At 2pm on Saturday, the South Street Bridge opened its gates.  My life, or at least my commute, may never be the same.  And…what a skyline!  I need to learn how to take pictures on the iPhone without having them come out all pixelated.  I have a very unsteady hand.

table 6

7 Nov

The lovely ladies of table 6, room 212, anatomy lab.  Bellies full and warm after, what I hope will be, one of many potlucks.  So lucky to be discovering/butchering the brachial plexus with these fabulous women.

two weeks three days

6 Nov

I can’t believe we’re already into November.  Three solid months of med school under my belt (it’s starting to feel legit), and less than eight months until John and I get to be roomies again!

And there’s so much to look forward to in between.  Like Thanksgiving…I don’t think I’ve officially revealed our big plans: John and I are going to Tuscany!!!  He has a conference, and I get to tag along; I could not be more excited!  It’ll be a super quick trip–I’m leaving straight from my epidemiology exam that Tuesday to hop a flight, and then back Sunday afternoon–but so worth it!  And it turns out that the airline prices are in our favor over this very American holiday weekend.  Plane tickets to Rome are equivalent in price to tickets to Chicago.

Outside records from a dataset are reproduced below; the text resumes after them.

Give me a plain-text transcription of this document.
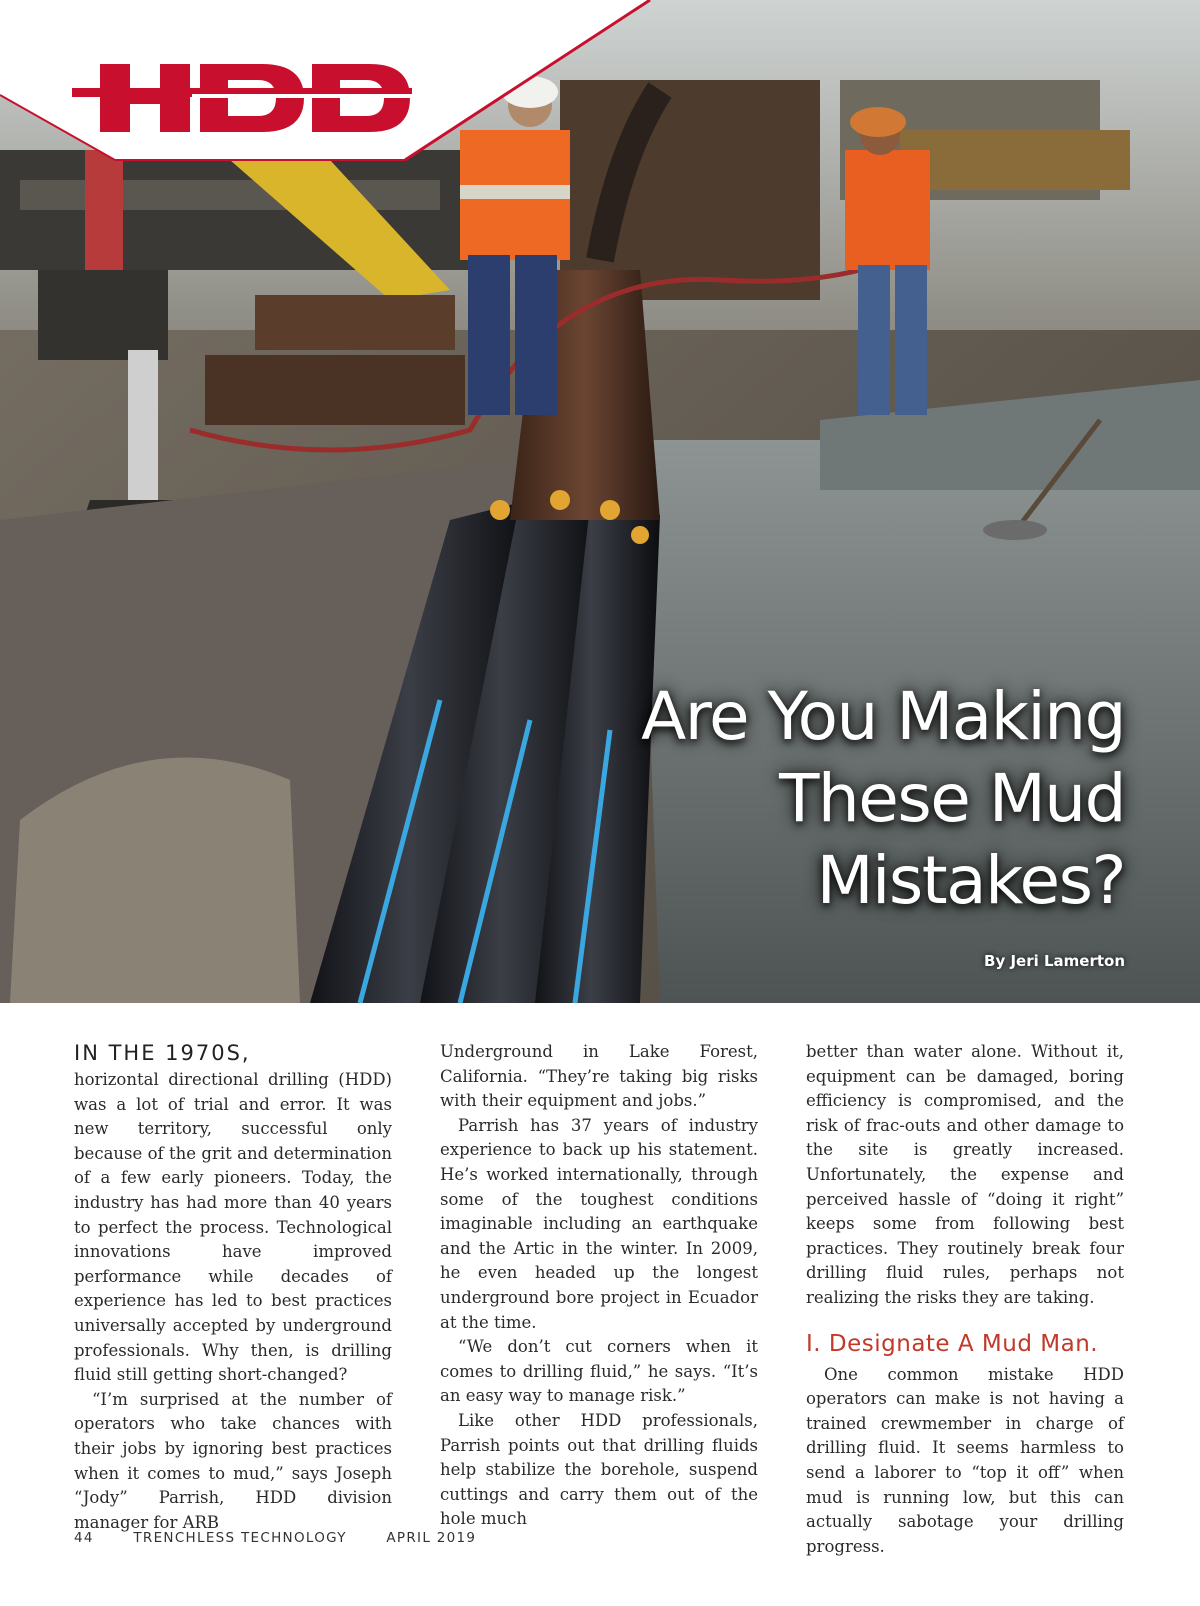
Are You Making
These Mud
Mistakes?
By Jeri Lamerton
IN THE 1970S,

horizontal directional drilling (HDD) was a lot of trial and error. It was new territory, successful only because of the grit and determination of a few early pioneers. Today, the industry has had more than 40 years to perfect the process. Technological innovations have improved performance while decades of experience has led to best practices universally accepted by underground professionals. Why then, is drilling fluid still getting short-changed?

“I’m surprised at the number of operators who take chances with their jobs by ignoring best practices when it comes to mud,” says Joseph “Jody” Parrish, HDD division manager for ARB

Underground in Lake Forest, California. “They’re taking big risks with their equipment and jobs.”

Parrish has 37 years of industry experience to back up his statement. He’s worked internationally, through some of the toughest conditions imaginable including an earthquake and the Artic in the winter. In 2009, he even headed up the longest underground bore project in Ecuador at the time.

“We don’t cut corners when it comes to drilling fluid,” he says. “It’s an easy way to manage risk.”

Like other HDD professionals, Parrish points out that drilling fluids help stabilize the borehole, suspend cuttings and carry them out of the hole much

better than water alone. Without it, equipment can be damaged, boring efficiency is compromised, and the risk of frac-outs and other damage to the site is greatly increased. Unfortunately, the expense and perceived hassle of “doing it right” keeps some from following best practices. They routinely break four drilling fluid rules, perhaps not realizing the risks they are taking.

I. Designate A Mud Man.

One common mistake HDD operators can make is not having a trained crewmember in charge of drilling fluid. It seems harmless to send a laborer to “top it off” when mud is running low, but this can actually sabotage your drilling progress.

44	TRENCHLESS TECHNOLOGY	APRIL 2019
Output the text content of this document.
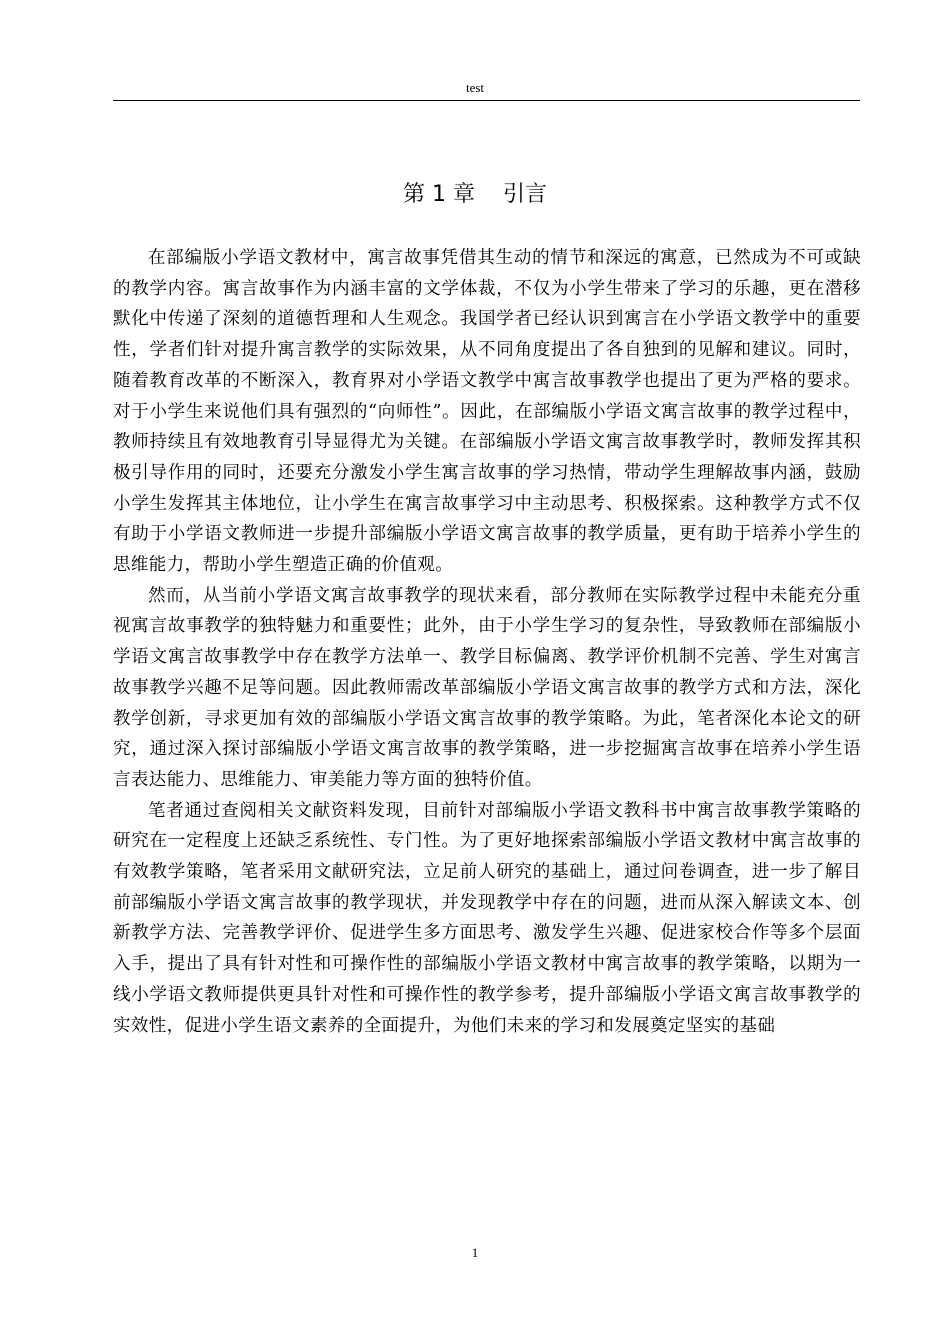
test
第 1 章    引言

在部编版小学语文教材中，寓言故事凭借其生动的情节和深远的寓意，已然成为不可或缺的教学内容。寓言故事作为内涵丰富的文学体裁，不仅为小学生带来了学习的乐趣，更在潜移默化中传递了深刻的道德哲理和人生观念。我国学者已经认识到寓言在小学语文教学中的重要性，学者们针对提升寓言教学的实际效果，从不同角度提出了各自独到的见解和建议。同时，随着教育改革的不断深入，教育界对小学语文教学中寓言故事教学也提出了更为严格的要求。对于小学生来说他们具有强烈的“向师性”。因此，在部编版小学语文寓言故事的教学过程中，教师持续且有效地教育引导显得尤为关键。在部编版小学语文寓言故事教学时，教师发挥其积极引导作用的同时，还要充分激发小学生寓言故事的学习热情，带动学生理解故事内涵，鼓励小学生发挥其主体地位，让小学生在寓言故事学习中主动思考、积极探索。这种教学方式不仅有助于小学语文教师进一步提升部编版小学语文寓言故事的教学质量，更有助于培养小学生的思维能力，帮助小学生塑造正确的价值观。

然而，从当前小学语文寓言故事教学的现状来看，部分教师在实际教学过程中未能充分重视寓言故事教学的独特魅力和重要性；此外，由于小学生学习的复杂性，导致教师在部编版小学语文寓言故事教学中存在教学方法单一、教学目标偏离、教学评价机制不完善、学生对寓言故事教学兴趣不足等问题。因此教师需改革部编版小学语文寓言故事的教学方式和方法，深化教学创新，寻求更加有效的部编版小学语文寓言故事的教学策略。为此，笔者深化本论文的研究，通过深入探讨部编版小学语文寓言故事的教学策略，进一步挖掘寓言故事在培养小学生语言表达能力、思维能力、审美能力等方面的独特价值。

笔者通过查阅相关文献资料发现，目前针对部编版小学语文教科书中寓言故事教学策略的研究在一定程度上还缺乏系统性、专门性。为了更好地探索部编版小学语文教材中寓言故事的有效教学策略，笔者采用文献研究法，立足前人研究的基础上，通过问卷调查，进一步了解目前部编版小学语文寓言故事的教学现状，并发现教学中存在的问题，进而从深入解读文本、创新教学方法、完善教学评价、促进学生多方面思考、激发学生兴趣、促进家校合作等多个层面入手，提出了具有针对性和可操作性的部编版小学语文教材中寓言故事的教学策略，以期为一线小学语文教师提供更具针对性和可操作性的教学参考，提升部编版小学语文寓言故事教学的实效性，促进小学生语文素养的全面提升，为他们未来的学习和发展奠定坚实的基础

1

We booked our tickets only about a week ago.  A few minutes after clicking “Purchase,” I got a phone call from John: “Please tell me you changed your name on your passport?”  Hmmm…I’m pretty sure the government scans that shit and decidedly does not let you leave the country if your passport does not reflect your name in social security.

So, on Monday after anatomy lab, I sped over to the local CVS to get quick passport pictures–had not been aware until then that it was possible to take a picture of just my head and make it look like I’m 300+ pounds but, somehow, CVS digital assistance and I made it happen–and then I peddled as quickly as I could across town to the passport agency.  Why why WHY is it that these agencies are only open from 11am-3pm?!  It makes me seriously sorry for anyone who actually has any remotely complicated problem–how do they do it?  I showed up breathless at 2:25 only to be greeted by a woman at the desk who said, “Well, you know, technically we’re closed.”

No, you’re not!  Clearly the website and all the signs you have plastered on every teller’s window specifiy otherwise.

“And, if you want to change you’re name, we’ll need $170 and two copies of your marriage certificate.”

Disagree. Luckily I had printed off the website the instructions that any government-issued ID with the new name would work just fine.  Crazy bitch.

Okay, I should tone it down a bit.  After all, she did, I assume, get things taken care of at the end of the day (knock on wood…still waiting to get said passport back in the mail).  And it only cost me $170 and a few well-timed tears.  On November 23, I’m meeting my husband in Italy, dammit.

Until then…

a note to possible premeds

4 Nov

Don’t bother with AP bio, chem, and physics.

Forget the biochem and applied mathematics double major.

Take Latin.  Lots and lots of Latin.  And, while you’re at it, throw on a classics major.  It will save you hours and hours of mental gymnastics in your anatomy lab.